New Model Introduced to Improve Pakistan’s Human Development Index Assessment
A data-driven approach from Research and Development Solutions promises more consistent, district-level health insights by aligning local survey data with global benchmarks.
Research and Development Solutions (RADS) has unveiled a simplified, evidence-based model aimed at improving how Pakistan measures the Human Development Index (HDI), particularly its health component. By marrying local survey data with long-term international trends, the model seeks to replace irregular, hard-to-compare estimates with a reliable, repeatable system that can inform policy over the long run.
Why this matters
HDI aggregates three pillars of human development—health, education, and income—to provide a high-level snapshot of well-being. In Pakistan, the health dimension has historically leaned on demographic surveys that focused heavily on child mortality. Because those surveys are not always conducted on a regular cadence, the resulting data often lacked consistency across time and regions.
RADS’ new model addresses this by centering the calculation on life expectancy and using Pakistan Social and Living Standards Measurement (PSLM) survey data, which are gathered routinely. This change enables district-level estimates that can be compared year over year, improving clarity for policymakers and development partners.

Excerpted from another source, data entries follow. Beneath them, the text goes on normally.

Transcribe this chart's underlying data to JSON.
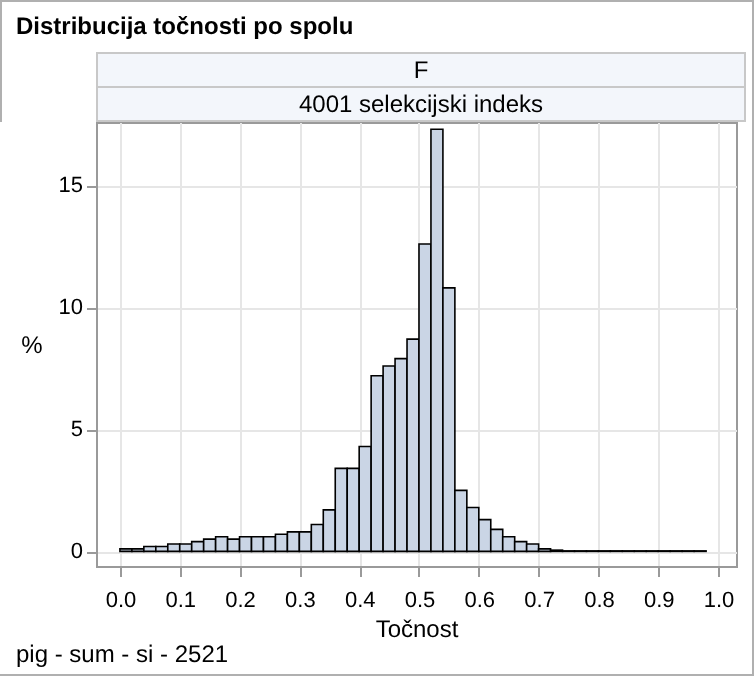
{
  "chart_data": {
    "type": "histogram",
    "title": "Distribucija točnosti po spolu",
    "annotations": [
      "F",
      "4001 selekcijski indeks",
      "pig - sum - si - 2521"
    ],
    "xlabel": "Točnost",
    "ylabel": "%",
    "bins": [
      0,
      0.02,
      0.04,
      0.06,
      0.08,
      0.1,
      0.12,
      0.14,
      0.16,
      0.18,
      0.2,
      0.22,
      0.24,
      0.26,
      0.28,
      0.3,
      0.32,
      0.34,
      0.36,
      0.38,
      0.4,
      0.42,
      0.44,
      0.46,
      0.48,
      0.5,
      0.52,
      0.54,
      0.56,
      0.58,
      0.6,
      0.62,
      0.64,
      0.66,
      0.68,
      0.7,
      0.72,
      0.74,
      0.76,
      0.78,
      0.8,
      0.82,
      0.84,
      0.86,
      0.88,
      0.9,
      0.92,
      0.94,
      0.96,
      0.98
    ],
    "values": [
      0.1,
      0.1,
      0.2,
      0.2,
      0.3,
      0.3,
      0.4,
      0.5,
      0.6,
      0.5,
      0.6,
      0.6,
      0.6,
      0.7,
      0.8,
      0.8,
      1.1,
      1.7,
      3.4,
      3.4,
      4.3,
      7.2,
      7.6,
      7.9,
      8.7,
      12.6,
      17.3,
      10.8,
      2.5,
      1.8,
      1.3,
      0.9,
      0.6,
      0.4,
      0.3,
      0.1,
      0.05,
      0.02,
      0.02,
      0.02,
      0.02,
      0.02,
      0.02,
      0.02,
      0.02,
      0.02,
      0.02,
      0.02,
      0.02
    ],
    "color": "#cad5e5",
    "xlim": [
      -0.04,
      1.03
    ],
    "ylim": [
      -0.6,
      17.6
    ],
    "xticks": [
      {
        "value": 0,
        "label": "0.0"
      },
      0.1,
      0.2,
      0.3,
      0.4,
      0.5,
      0.6,
      0.7,
      0.8,
      0.9,
      {
        "value": 1,
        "label": "1.0"
      }
    ],
    "yticks": [
      0,
      5,
      10,
      15
    ],
    "grid": true
  }
}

Built on 41 years of global evidence
According to experts associated with the effort, the model draws on 41 years of international data from a range of countries. That historical breadth helps anchor Pakistan’s indicators to global benchmarks and best practices. Where local data gaps exist, the researchers introduced additional indicators to strengthen robustness, then cross-checked the outputs against international datasets to validate accuracy.
What’s new in the approach
- Life expectancy at the district level: PSLM data are used to estimate life expectancy for each district, providing more granular and dependable insights than ad hoc surveys.
- Regular, comparable data: Because PSLM is collected consistently, it supports time-series analysis and reduces reliance on one-off demographic snapshots.
- Global alignment and validation: Results are harmonized with international standards and cross-referenced with global datasets to ensure credibility.
- Gap-bridging indicators: Where PSLM or other sources fall short, the model introduces additional indicators to maintain reliability without overreliance on a single metric.
Policy and planning implications
The move from irregular child mortality estimates to systematic life expectancy calculations is more than a methodology tweak—it’s a foundation for better decision-making. With a clearer picture of health outcomes at the district level, governments and development institutions can:
- Identify underperforming regions and target interventions more precisely.
- Track progress consistently to see what policies are working—and where course corrections are needed.
- Align programs with national development strategies and global benchmarks for human development.
Method in brief
While the technical details are still being unpacked publicly, the process can be summarized as follows:
- Compile multi-decade international datasets to establish a robust reference frame for HDI health measurement.
- Leverage PSLM indicators to estimate life expectancy consistently across districts.
- Introduce supplementary indicators where needed to address missing or irregular data.
- Cross-validate results with global datasets to ensure accuracy and comparability.
A step toward a more resilient HDI
Experts see the RADS model as a long-term solution to the data challenges that have complicated Pakistan’s HDI assessments. By prioritizing regular, locally collected data and validating against international records, the approach lowers the risk of gaps and one-off anomalies skewing national performance snapshots.
As the model is adopted, it could streamline how Pakistan’s institutions monitor health outcomes and, ultimately, how they design policies to improve human development. With more dependable metrics at hand, stakeholders will be better positioned to allocate resources, evaluate programs, and pursue development goals with greater confidence.